Encouragement From The Word

Duct cleaning prep

Maybe you know someone who pays an individual to do their house cleaning.  Almost everyone I know who has a house cleaner actually cleans house before the house cleaner arrives.  I suppose one must pick up certain bits of clutter, but otherwise, I’ve never quite understood why people clean house, and then pay people to clean house for them.

Yesterday, I had the ducts cleaned in our house.  (No, I didn’t succumb to one of those robocalls with someone from south Asia, representing heaven-knows-who.)  It was just time to get the job done.

But, like many people with their house cleaners, I found myself preparing for the visit by cleaning house.  We dusted and vacuumed in areas where we don’t always remember to dust and vacuum.

Why?


Because, I reasoned, if we’re going to have clean ducts, why would we want the cold air returns sucking in the dust and dirt and hair we had not cleaned off the floors?  It would negate the whole purpose of getting the ducts cleaned.

This got me thinking:  in some ways, coming to worship with God’s people is a bit like getting your spiritual ducts cleaned.  And there’s value in being prepared for it.

Do you prepare for worship?

I don’t just mean by getting to church five minutes early so you can catch your breath before the gathering begins.  

You can prepare for worship even the night before, by setting out your clothes (and maybe those for other members of the family, if they need help in that department), having Sunday’s dinner ready to go – things like that.

But you can also prepare your heart.

While time in silence and solitude, meditating on God’s Word, is a good practice for every day of the week, it might be especially helpful on Saturday evening as you prepare for worship with the church on Sunday.  It can quicken your heart to be ready for God to speak to you.  It can ready your soul to open up in praise of the Lord who made you, who redeemed you in Christ, and who sustains you every day by his grace in the Holy Spirit.

It is the dusting and cleaning you do before you get your spiritual ducts cleaned.  And it can make all the difference.  Give it a try tomorrow night before you go to bed!

Worship the Lord in all his holy splendour” (Psalm 96.9a, NLT).

Encouragement From The Word

Worship and who it’s for

In the Christian world, we seem to find two extremes in our worship gatherings:  on one end, we have those churches that use smoke and lights and hundreds of decibels to excite us.  On the other end, we have those churches that do everything in their power to make the gospel as boring as possible.

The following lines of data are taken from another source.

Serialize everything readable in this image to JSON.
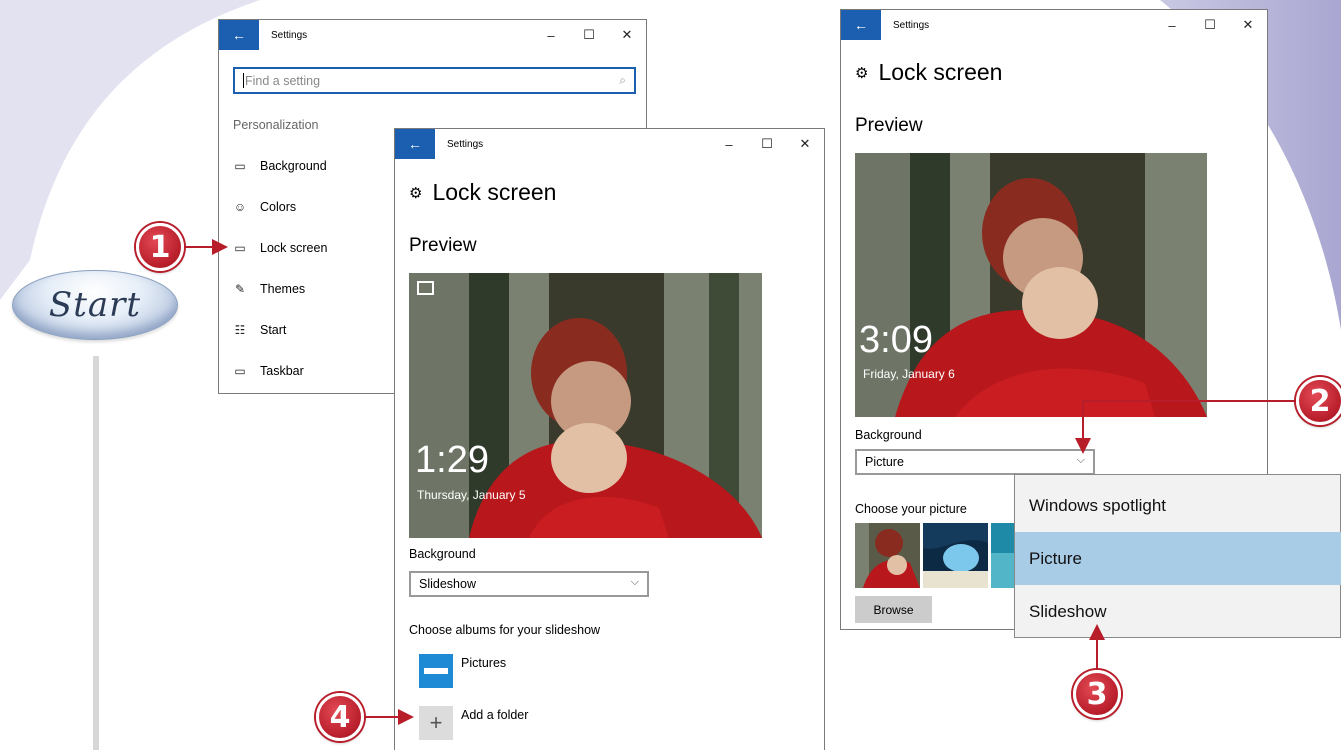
{
  "start_label": "Start",
  "window1": {
    "title": "Settings",
    "back_glyph": "←",
    "minimize_glyph": "–",
    "maximize_glyph": "☐",
    "close_glyph": "✕",
    "search_placeholder": "Find a setting",
    "section": "Personalization",
    "nav": [
      {
        "label": "Background",
        "icon": "picture-icon",
        "glyph": "▭"
      },
      {
        "label": "Colors",
        "icon": "palette-icon",
        "glyph": "☺"
      },
      {
        "label": "Lock screen",
        "icon": "lock-screen-icon",
        "glyph": "▭"
      },
      {
        "label": "Themes",
        "icon": "themes-icon",
        "glyph": "✎"
      },
      {
        "label": "Start",
        "icon": "start-icon",
        "glyph": "☷"
      },
      {
        "label": "Taskbar",
        "icon": "taskbar-icon",
        "glyph": "▭"
      }
    ]
  },
  "window2": {
    "title": "Settings",
    "page_title": "Lock screen",
    "preview_label": "Preview",
    "time": "1:29",
    "date": "Thursday, January 5",
    "background_label": "Background",
    "background_value": "Slideshow",
    "albums_label": "Choose albums for your slideshow",
    "album_pictures": "Pictures",
    "add_folder": "Add a folder"
  },
  "window3": {
    "title": "Settings",
    "page_title": "Lock screen",
    "preview_label": "Preview",
    "time": "3:09",
    "date": "Friday, January 6",
    "background_label": "Background",
    "background_value": "Picture",
    "choose_picture_label": "Choose your picture",
    "browse_label": "Browse"
  },
  "flyout": {
    "options": [
      "Windows spotlight",
      "Picture",
      "Slideshow"
    ],
    "selected": "Picture"
  },
  "callouts": [
    "1",
    "2",
    "3",
    "4"
  ],
  "colors": {
    "accent": "#1c5fb0",
    "callout_red": "#b81d2a",
    "selected_option": "#a8cbe6"
  }
}
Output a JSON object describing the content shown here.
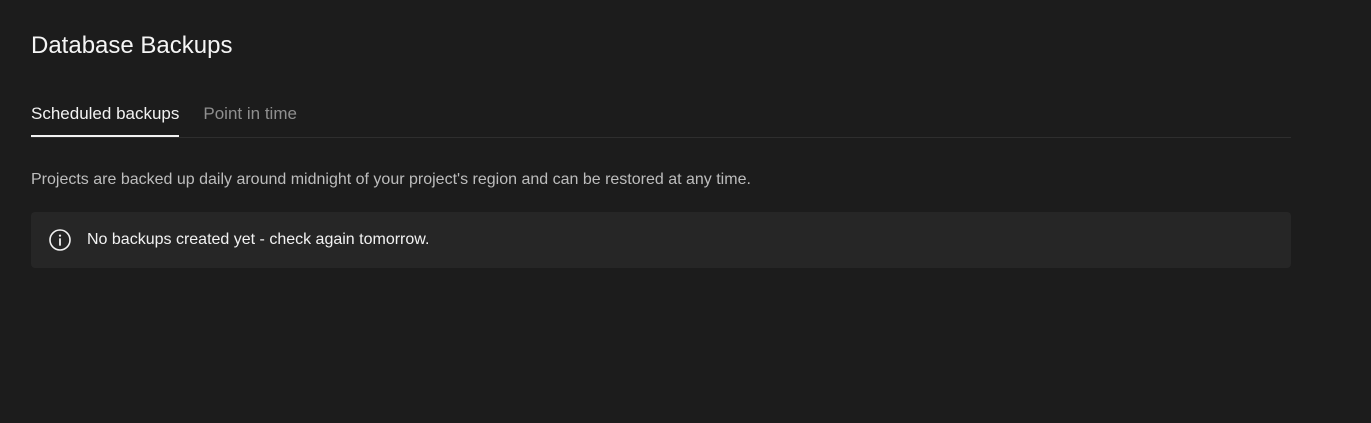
{
  "page": {
    "title": "Database Backups"
  },
  "tabs": [
    {
      "label": "Scheduled backups",
      "active": true
    },
    {
      "label": "Point in time",
      "active": false
    }
  ],
  "description": "Projects are backed up daily around midnight of your project's region and can be restored at any time.",
  "notice": {
    "icon": "info-icon",
    "text": "No backups created yet - check again tomorrow."
  },
  "colors": {
    "background": "#1c1c1c",
    "notice_background": "#262626",
    "text_primary": "#f2f2f2",
    "text_muted": "#8f8f8f"
  }
}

I don’t think either of those is the way to go.

Last Sunday, I talked about the importance of worshipping God in the midst of the crazy world in which we live.  In that message, I said this:

“When you come to worship, don’t come expecting to be entertained, though that may happen from time to time.  Don’t even come expecting to learn something, though I hope that will always happen.  Come expecting to encounter the living God, made known in Jesus Christ, who indwells us and inhabits our praise by the Holy Spirit.”

Worship is more than music and effects.  Worship is more than historic words.  Worship includes these things, as well as prayer, silence, preaching, and even the offering.  We don’t “have a time of worship” that is followed by “everything else”.  That “everything else” is also worship, if we couch it as such with intentionality!

And it’s not for us.  While churches should be particular about how they craft their worship gatherings in terms of relating to the culture around them, the purpose behind that is not to entertain the masses, but to facilitate the people’s praises of the unchanging, holy God.  When we come to worship, God is the audience.  Not us.  And he loves to receive the praises of his people.

This Sunday, I will tie all of this together with an understanding that we worship God because he is worthy.  That can and should be the antidote to the epidemic of fear that has gripped our world.

O nations of the world, recognize the Lord;
    recognize that the Lord is glorious and strong.
 Give to the Lord the glory he deserves!
    Bring your offering and come into his courts.
 Worship the Lord in all his holy splendor.
    Let all the earth tremble before him.
Tell all the nations, ‘The Lord reigns!’
    The world stands firm and cannot be shaken.
    He will judge all peoples fairly” (Psalm 96.7-10, NLT).